Amelie Nothomb: From Tokyo to Manhattan

“Japan is perhaps the most important country of my life,” Amélie Nothomb said, sitting in a sidewalk café shortly before the opening ceremonies of the PEN World Voices Festival last week. She was born in Japan (her parents were Belgian diplomats) and lived there until she was five, but those early experiences stayed with her as the family moved to China, the United States, and on to several other nations: “I kept saying that I was Japanese, that one day I would go back to my country.” In 1989, at the age of twenty-one, she got her chance. “Two years later, I escaped after a professional catastrophe and a love disaster,” she continued; she wrote about her work experience in an autobiographical novel called Fear and Trembling published in 1999, but it wasn’t until 2007 that she published the book which was eventually translated into English as Tokyo Fiancée.

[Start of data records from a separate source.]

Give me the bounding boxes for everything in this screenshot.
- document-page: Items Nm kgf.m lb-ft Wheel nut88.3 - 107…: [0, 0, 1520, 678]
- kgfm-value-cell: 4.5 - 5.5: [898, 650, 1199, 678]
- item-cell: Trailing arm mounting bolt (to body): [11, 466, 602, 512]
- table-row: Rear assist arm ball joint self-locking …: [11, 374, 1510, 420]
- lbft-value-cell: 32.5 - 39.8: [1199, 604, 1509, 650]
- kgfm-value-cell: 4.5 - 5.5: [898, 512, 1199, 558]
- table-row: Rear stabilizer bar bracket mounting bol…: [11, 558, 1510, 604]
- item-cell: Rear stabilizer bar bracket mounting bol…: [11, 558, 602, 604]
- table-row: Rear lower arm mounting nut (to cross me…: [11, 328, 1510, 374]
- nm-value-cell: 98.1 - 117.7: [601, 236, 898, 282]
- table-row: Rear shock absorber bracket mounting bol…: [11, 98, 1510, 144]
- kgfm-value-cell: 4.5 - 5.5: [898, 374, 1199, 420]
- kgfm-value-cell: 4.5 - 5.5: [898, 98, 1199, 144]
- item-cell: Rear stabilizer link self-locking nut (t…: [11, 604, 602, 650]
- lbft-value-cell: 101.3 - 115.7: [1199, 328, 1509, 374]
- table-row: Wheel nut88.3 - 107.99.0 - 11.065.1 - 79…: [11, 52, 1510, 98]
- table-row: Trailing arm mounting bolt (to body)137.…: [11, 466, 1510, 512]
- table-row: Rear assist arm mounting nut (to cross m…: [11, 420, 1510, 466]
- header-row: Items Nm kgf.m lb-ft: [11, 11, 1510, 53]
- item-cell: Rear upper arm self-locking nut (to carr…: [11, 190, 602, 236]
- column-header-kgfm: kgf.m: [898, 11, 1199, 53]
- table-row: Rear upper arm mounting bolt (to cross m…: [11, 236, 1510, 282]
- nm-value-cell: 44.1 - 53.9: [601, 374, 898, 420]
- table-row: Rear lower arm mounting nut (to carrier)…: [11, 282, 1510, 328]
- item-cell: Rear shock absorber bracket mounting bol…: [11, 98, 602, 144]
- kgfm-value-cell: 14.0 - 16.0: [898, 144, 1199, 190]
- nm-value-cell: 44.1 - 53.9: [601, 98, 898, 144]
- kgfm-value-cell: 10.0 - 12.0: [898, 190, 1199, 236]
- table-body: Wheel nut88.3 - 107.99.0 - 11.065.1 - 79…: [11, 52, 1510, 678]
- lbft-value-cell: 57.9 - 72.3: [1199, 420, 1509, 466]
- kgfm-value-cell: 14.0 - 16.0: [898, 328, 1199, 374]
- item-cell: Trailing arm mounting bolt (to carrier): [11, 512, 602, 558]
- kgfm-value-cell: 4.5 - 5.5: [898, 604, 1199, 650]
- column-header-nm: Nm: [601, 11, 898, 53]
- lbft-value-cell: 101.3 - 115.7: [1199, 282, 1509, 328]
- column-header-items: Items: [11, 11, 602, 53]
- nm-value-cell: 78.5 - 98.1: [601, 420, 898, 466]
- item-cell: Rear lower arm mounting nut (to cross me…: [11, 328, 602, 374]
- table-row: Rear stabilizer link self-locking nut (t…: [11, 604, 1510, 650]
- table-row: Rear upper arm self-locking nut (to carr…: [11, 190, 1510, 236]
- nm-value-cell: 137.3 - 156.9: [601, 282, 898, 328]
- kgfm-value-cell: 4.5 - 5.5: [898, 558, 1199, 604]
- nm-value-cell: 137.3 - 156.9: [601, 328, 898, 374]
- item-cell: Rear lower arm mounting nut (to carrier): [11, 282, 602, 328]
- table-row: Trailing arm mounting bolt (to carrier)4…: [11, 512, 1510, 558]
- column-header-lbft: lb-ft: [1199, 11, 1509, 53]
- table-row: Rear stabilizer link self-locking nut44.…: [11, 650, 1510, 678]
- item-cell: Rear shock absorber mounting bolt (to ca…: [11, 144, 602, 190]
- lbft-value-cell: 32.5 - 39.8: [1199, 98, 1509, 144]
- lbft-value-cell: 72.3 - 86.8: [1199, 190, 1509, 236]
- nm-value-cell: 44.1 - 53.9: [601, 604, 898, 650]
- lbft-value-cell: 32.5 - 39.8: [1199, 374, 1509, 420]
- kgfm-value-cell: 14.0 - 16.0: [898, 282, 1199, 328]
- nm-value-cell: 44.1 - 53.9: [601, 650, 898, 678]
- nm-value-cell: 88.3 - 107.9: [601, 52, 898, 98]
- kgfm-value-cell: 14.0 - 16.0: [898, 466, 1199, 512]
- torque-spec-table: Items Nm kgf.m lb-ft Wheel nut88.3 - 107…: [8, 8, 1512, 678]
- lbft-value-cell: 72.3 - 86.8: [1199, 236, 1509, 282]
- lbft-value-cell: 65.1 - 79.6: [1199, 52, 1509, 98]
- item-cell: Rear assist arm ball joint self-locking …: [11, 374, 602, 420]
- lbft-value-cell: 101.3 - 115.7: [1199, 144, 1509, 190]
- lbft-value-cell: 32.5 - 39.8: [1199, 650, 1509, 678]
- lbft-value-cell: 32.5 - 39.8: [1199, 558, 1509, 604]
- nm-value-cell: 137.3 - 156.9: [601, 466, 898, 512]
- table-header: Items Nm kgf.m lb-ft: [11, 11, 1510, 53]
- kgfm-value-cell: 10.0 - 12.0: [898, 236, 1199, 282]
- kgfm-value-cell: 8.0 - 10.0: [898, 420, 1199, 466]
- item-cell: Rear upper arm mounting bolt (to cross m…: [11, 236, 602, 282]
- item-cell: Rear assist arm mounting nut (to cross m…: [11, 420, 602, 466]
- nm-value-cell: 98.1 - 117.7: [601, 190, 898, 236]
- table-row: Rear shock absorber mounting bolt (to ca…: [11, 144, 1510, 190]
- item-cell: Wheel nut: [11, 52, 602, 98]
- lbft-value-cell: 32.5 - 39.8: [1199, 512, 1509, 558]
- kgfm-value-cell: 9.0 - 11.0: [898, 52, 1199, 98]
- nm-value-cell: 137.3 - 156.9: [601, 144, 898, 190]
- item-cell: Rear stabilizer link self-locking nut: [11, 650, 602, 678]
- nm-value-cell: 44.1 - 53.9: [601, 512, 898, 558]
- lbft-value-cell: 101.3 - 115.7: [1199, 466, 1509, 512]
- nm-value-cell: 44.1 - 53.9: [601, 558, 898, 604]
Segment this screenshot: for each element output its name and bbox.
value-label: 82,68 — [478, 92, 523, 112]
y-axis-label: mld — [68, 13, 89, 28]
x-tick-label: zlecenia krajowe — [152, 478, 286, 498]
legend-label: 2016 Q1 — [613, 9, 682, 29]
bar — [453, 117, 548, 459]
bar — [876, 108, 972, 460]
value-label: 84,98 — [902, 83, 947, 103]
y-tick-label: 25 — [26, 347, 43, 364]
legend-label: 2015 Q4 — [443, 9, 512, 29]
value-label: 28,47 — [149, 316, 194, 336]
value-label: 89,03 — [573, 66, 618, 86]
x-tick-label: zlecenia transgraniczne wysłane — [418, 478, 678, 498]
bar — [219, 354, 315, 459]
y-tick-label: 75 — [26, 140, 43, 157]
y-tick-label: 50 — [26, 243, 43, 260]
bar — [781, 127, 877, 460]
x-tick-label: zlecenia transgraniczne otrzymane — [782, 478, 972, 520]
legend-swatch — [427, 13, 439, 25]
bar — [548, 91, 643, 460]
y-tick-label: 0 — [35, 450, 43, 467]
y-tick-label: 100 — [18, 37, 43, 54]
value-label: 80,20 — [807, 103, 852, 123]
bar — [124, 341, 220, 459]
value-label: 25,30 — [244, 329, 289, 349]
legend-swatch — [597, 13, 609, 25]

“I think it’s much more difficult to write about happiness than to write about any other subject,” Nothomb explained, “so I needed almost twenty years to be able to talk about it.” It took her far less time to digest the humiliation she endured at her job, where she’d eventually been assigned a position as a washroom attendant, than the good times she had with Rinri, a young man who originally hired her as a private French tutor. The scenes from their relationship in Tokyo Fiancée don’t always seem happy—his parents can be insufferably condescending; he invites all his friends to meet her, then vanishes into the kitchen and makes her fend for herself conversationally—and finally she realizes that he’s serious about wanting to marry her and she’s just as serious about not wanting to marry him. Still, she puts off telling him no because, as she writes, “to refuse would have meant breaking up, something I did not want.” She does enjoy his company, after all, and it’s only when the pressure to marry becomes too stifling that she flees to her sister’s house in Belgium.

It was in that house, recovering from both the relationship and the job, that Nothomb began writing her first novel, Hygiene and the Assassin. “I did not know at all what I was doing,” she confessed. “It was a huge cathartic novel—ironic, cynical, cruel: much more cynical than what I write today.” In it, a reclusive Nobel laureate, learning that he is about to die, consents to a series of interviews, then proceeds to abuse and humiliate the journalists who come to his apartment, until one woman refuses to back down and forces him into a genuinely revealing conversation. (It’s all the more powerful a novel considering that long stretches consist of back-and-forth dialogue without even a he said or she said.) Hygiene was published in 1992, when Nothomb was only 25, and became a bestseller across Europe; since then, she’s averaged about a book a year, and though some of her earlier work has reached America in English-language translations before, in many ways it seems like the publication of Tokyo Fiancée and Hygiene by Europa Editions in the last two years has finally gained her a foothold among American readers, and her appearances at the PEN World Voices Festival hopefully boosted her profile a bit further.

Meanwhile, as we were getting ready to leave the caf&233; to do a brief video interview nearby, a French fan waved hello from a nearby table. Nothomb commented that the woman probably recognized her because of her top hat, one of several she’s been wearing in public appearances ever since she picked the first one out as a 30th birthday present to herself. “And if I want to go incognito,” she smiled, “I just take the hat off, and it’s finished.”